Monday 28 January 2019

Mubi Monday: Island Of The Hungry Ghosts (2018)

The title sums up the spiritual and thoughtful experience that you get with this cinematic documentary, a tale of migration, both animal and human, both unrestricted and carefully monitored.

Poh Lin Lee works on the island, and lives there with her family. Her job is to support and talk to asylum seekers who are being held on the island in a high-security detention centre. It's a difficult job, especially when some people have appointments booked and then are unable to attend, for reasons that aren't given out by the people on the other end of a phone line. Christmas Island is, essentially, a focal point for migration. As well as the people who are held there, with no idea of the timescale or end result, there is also the mass migration of the red crab population (you may have seen the photos). The difference between the condition of the two species is an important element here, in terms of their freedom and how they are viewed/treated by others. and the documentary also shows the toll that the situation takes on those trying to offer support to the vulnerable.
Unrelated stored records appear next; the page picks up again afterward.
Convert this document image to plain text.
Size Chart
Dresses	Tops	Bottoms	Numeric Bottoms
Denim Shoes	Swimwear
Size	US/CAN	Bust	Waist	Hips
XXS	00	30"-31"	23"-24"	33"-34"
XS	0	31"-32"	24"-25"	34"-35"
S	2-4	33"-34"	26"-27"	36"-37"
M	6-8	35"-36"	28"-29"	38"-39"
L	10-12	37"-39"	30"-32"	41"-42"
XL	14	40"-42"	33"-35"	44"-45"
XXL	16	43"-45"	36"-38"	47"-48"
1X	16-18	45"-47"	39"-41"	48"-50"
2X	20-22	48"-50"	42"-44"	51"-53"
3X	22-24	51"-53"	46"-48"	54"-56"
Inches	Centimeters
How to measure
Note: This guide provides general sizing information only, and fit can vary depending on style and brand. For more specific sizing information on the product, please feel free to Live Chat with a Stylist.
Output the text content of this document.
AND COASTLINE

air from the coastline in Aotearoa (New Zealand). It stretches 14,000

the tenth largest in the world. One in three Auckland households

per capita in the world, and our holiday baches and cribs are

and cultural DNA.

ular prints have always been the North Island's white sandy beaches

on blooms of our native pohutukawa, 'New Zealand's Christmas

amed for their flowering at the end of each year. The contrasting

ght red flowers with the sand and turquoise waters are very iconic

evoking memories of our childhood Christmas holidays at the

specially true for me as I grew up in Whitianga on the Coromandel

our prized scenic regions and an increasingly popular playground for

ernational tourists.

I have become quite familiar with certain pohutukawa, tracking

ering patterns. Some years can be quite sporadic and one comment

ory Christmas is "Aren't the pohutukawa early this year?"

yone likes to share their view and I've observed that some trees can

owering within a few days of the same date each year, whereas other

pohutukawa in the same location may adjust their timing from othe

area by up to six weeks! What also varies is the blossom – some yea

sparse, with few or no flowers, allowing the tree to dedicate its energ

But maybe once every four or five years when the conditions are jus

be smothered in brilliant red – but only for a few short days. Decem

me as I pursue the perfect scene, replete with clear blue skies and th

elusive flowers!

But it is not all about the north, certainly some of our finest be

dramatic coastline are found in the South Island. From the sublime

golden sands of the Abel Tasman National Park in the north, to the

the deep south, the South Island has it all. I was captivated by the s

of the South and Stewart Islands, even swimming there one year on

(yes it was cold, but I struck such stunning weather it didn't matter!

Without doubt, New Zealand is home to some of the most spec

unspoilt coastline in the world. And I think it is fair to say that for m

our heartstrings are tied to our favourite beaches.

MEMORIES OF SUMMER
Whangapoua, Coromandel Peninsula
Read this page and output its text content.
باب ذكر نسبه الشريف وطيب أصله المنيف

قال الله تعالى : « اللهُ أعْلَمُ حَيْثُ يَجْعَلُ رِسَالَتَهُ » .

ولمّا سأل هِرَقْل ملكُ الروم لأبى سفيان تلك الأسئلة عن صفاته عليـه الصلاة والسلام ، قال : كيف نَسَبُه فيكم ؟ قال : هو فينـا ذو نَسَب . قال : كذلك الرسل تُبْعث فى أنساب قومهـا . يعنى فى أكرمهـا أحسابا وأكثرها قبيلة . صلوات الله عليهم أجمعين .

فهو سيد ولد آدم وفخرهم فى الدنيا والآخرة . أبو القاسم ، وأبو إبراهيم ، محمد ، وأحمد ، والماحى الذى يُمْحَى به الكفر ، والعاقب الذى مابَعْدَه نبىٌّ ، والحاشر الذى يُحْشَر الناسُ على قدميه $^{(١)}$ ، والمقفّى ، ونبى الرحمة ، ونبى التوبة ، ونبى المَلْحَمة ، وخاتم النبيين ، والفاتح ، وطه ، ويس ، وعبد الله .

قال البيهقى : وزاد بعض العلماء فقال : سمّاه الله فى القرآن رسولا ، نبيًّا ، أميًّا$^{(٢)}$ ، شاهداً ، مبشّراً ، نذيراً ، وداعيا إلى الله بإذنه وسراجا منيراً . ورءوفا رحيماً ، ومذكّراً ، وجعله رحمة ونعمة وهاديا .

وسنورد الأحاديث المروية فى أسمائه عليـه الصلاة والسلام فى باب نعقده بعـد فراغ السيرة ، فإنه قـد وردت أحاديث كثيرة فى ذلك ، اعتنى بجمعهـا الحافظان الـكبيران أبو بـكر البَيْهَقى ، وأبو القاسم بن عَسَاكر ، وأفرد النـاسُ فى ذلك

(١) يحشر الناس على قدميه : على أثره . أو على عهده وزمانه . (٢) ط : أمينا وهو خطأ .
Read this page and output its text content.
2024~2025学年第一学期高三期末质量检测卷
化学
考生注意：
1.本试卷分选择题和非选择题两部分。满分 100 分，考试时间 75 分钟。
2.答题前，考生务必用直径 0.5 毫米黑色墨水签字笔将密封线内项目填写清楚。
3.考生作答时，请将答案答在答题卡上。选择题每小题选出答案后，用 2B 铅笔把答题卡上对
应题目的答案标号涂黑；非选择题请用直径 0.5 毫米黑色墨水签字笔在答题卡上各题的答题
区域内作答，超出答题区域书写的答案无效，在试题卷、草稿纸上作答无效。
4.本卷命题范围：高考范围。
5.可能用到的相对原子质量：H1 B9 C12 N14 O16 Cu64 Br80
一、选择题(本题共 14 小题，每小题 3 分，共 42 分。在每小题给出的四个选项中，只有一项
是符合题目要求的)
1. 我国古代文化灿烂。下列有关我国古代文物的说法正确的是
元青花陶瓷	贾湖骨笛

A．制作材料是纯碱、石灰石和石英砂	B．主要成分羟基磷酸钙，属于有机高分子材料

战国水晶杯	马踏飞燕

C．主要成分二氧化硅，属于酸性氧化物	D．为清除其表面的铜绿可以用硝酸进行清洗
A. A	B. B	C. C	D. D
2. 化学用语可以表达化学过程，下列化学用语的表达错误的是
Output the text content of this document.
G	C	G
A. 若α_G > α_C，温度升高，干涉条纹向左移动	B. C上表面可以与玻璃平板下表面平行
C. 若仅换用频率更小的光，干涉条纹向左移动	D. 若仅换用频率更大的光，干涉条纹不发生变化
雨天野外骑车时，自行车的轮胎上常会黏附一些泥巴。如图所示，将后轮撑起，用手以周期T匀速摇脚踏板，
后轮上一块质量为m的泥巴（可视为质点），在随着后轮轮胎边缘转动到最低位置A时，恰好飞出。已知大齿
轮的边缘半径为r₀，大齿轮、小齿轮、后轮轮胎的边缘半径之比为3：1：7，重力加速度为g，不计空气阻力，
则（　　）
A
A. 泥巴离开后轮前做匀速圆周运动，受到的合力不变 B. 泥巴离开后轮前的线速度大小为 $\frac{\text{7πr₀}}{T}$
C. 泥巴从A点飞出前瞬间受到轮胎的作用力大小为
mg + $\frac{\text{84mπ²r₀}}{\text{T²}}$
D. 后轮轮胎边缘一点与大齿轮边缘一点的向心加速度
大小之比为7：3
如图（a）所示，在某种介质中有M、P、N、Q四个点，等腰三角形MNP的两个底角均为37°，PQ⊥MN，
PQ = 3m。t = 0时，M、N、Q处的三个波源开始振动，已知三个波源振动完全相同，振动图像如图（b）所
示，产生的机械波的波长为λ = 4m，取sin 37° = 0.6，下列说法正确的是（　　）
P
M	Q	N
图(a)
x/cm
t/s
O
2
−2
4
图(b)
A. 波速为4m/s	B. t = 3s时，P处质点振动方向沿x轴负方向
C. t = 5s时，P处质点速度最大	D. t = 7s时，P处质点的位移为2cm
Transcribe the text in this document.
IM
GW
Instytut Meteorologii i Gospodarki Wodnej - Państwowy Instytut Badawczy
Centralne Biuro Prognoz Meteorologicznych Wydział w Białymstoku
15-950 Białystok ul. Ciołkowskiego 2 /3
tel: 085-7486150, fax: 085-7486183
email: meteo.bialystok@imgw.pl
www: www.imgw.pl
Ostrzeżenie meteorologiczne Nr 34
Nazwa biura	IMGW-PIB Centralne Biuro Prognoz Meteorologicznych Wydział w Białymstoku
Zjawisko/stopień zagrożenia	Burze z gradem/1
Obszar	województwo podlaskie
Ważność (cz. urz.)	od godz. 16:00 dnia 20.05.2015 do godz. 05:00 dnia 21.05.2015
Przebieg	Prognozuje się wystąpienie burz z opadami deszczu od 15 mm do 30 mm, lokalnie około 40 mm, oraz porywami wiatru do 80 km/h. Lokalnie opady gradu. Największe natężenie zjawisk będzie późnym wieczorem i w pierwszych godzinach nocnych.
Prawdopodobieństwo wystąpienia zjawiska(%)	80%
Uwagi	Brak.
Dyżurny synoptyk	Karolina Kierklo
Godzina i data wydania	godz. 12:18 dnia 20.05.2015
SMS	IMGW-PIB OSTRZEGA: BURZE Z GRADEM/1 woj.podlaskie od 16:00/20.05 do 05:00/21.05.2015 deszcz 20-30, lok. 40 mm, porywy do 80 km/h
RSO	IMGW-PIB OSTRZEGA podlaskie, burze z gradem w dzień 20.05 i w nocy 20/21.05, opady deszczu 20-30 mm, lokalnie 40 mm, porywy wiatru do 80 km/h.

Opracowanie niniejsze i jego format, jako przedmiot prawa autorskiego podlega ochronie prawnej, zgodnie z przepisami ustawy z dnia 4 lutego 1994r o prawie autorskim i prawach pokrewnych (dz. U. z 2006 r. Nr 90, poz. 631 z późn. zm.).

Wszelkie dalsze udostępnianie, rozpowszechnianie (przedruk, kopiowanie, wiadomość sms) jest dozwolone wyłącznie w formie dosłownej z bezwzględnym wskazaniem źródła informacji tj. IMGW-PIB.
Seeking asylum is not illegal. This is a point explicitly stated, and also constantly implied, in Island Of Hungry Ghosts. It is the solid ground upon which Poh Lin Lee tries to stay standing, even as authority figures and bureaucracy try to wear it down, with their actions, the red tape, the constant dehumanising (deliberate or not) and a general air of either unwillingness or inability to help.

Seeking asylum is not illegal. Director Gabrielle Brady weaves a narrative with some beautiful imagery in between, and all around, this message. She has seen an important tale that deserves, perhaps needs, to be told right now, summing up the conflicting attitudes of people who are looking around them and finding a world growing ever more fractured when it should be easier to get closer and much more integrated.

There is also a spiritual side on display, with Brady taking time to show the rituals carried out by local residents who wish to appease the spirits who may be wandering the jungle, spirits of those who have died on the island without a burial.

People can take time to do admire the journey of the crabs. They can also take time to assist with the journey of those they believe have moved from this life to an afterlife. So why do so many people not see the same noble purpose in the journey that some of their fellow human beings have to make? Spirits are dead, crabs are alive, asylum seekers are stuck in a limbo space that feels like neither life or death. And seeking asylum is not illegal.

It's hard not to be moved by this, especially when listening to some of the tales from those seeking asylum or when seeing how Lee is unable to do the job that she signed on for, and I hope that some people see this and think long and hard about what it says about treating those who are on a difficult journey. If you ever help a crab get safely from one place to another, would you help someone seeking asylum? Because, remember, seeking asylum is not illegal.